Methods : We used the Rochester Epidemiology Project (REP) database to search cases of facial nerve palsy in Olmsted County from 2000 through 2010. Of the 1,316 patients identified, 619 patients met our inclusion criteria. Data were gathered regarding age, gender, cause of facial nerve palsy, laterality and degree of paralysis, and medical and surgical treatment outcomes. The overall incidence of facial nerve palsy in Bell's palsy patients and stroke patients was estimated using the age- and sex-specific population figures. Yearly incidence rates for age and sex groups were determined by dividing the number of cases within that group by the estimated total Olmsted County resident population of the group for that given year. The 95% confidence intervals (CIs) for the rates were calculated assuming Poisson error distribution. Institutional review board approval was obtained for this study.

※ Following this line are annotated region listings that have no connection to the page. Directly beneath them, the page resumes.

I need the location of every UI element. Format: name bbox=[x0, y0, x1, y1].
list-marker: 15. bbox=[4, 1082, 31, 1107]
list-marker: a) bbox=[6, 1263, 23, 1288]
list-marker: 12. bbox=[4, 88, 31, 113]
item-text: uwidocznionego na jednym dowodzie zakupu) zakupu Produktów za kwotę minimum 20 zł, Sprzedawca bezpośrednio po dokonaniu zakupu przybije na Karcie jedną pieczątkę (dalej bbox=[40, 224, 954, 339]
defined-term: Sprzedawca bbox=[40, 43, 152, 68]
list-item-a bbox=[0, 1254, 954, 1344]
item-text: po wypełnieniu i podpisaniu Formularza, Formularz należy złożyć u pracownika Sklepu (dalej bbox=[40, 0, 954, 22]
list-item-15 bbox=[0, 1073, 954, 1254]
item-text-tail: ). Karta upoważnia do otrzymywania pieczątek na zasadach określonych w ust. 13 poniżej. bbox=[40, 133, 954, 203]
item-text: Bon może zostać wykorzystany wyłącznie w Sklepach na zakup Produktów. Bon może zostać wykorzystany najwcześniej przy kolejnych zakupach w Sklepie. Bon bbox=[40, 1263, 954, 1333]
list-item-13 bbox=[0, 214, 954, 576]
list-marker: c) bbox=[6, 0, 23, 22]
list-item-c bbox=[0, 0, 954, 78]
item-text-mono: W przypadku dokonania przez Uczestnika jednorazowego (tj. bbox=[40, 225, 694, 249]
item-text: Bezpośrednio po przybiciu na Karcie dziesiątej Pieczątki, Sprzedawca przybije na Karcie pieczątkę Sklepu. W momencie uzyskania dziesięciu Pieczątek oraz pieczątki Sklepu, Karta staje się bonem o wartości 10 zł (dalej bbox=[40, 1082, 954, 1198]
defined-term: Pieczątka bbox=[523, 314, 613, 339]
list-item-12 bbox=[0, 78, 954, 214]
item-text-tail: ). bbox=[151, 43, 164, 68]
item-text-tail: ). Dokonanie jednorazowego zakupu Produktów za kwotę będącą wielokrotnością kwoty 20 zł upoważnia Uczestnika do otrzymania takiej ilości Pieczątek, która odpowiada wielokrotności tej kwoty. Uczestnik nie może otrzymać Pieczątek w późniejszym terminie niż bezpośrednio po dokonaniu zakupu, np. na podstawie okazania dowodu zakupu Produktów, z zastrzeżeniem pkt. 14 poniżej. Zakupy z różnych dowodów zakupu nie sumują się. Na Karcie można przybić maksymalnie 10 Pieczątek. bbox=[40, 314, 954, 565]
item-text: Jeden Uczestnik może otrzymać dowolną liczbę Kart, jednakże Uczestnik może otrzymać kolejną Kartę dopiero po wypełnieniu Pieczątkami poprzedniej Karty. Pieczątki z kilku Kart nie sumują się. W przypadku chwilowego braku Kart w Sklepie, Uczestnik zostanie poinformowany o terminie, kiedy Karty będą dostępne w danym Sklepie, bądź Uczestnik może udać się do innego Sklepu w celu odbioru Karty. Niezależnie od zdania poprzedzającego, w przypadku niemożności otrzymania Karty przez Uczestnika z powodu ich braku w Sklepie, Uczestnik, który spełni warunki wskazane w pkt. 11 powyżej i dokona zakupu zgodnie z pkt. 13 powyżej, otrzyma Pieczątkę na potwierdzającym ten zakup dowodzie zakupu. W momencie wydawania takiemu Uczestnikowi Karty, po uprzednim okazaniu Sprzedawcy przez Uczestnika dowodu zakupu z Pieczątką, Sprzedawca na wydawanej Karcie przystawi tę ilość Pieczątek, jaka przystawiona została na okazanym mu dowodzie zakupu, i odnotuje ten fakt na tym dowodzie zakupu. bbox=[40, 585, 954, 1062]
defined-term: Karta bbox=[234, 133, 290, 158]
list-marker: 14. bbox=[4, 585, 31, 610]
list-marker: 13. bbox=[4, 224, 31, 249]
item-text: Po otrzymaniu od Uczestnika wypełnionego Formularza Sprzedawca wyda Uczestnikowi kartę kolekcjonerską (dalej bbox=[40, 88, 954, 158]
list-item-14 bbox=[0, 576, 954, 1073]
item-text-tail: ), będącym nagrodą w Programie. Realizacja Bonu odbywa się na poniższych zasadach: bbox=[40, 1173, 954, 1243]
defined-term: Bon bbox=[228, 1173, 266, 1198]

Results : Bell’s palsy and stroke were the two most common causes of facial nerve palsy. The annual incidence of Bell’s palsy in Olmsted County per 100,000 population was 39.9 (95% CI 36.1-43.7) for the total population. The annual incidence per 100,000 for stroke resulting in facial nerve palsy was 17.4 (95% CI 14.1-20.6). The incidence of facial nerve palsy due to Bell’s palsy and stroke did not differ between males and females. Compared to an earlier study performed at our institution from 1968 to 1982, the incidence of Bell’s palsy increased from 25.0 per 100,000 (95% CI 21.7-28.7), a 14.9 per 100,000 absolute increase and a 60% relative increase in the incidence of Bell’s palsy. 11 of 619 patients (1.7%) required surgical intervention for facial nerve palsy. The most common procedures were gold weight placement, performed in 3 patients, and tarsorrhaphy, performed in 5 of 11 patients.

Conclusions : The incidence of Bell’s Palsy has increased significantly over 35 years. This increase has occurred in the context of increasing rates of herpes zoster infection. Only a minority of patients underwent surgical management for facial nerve palsy.

This is an abstract that was submitted for the 2017 ARVO Annual Meeting, held in Baltimore, MD, May 7-11, 2017.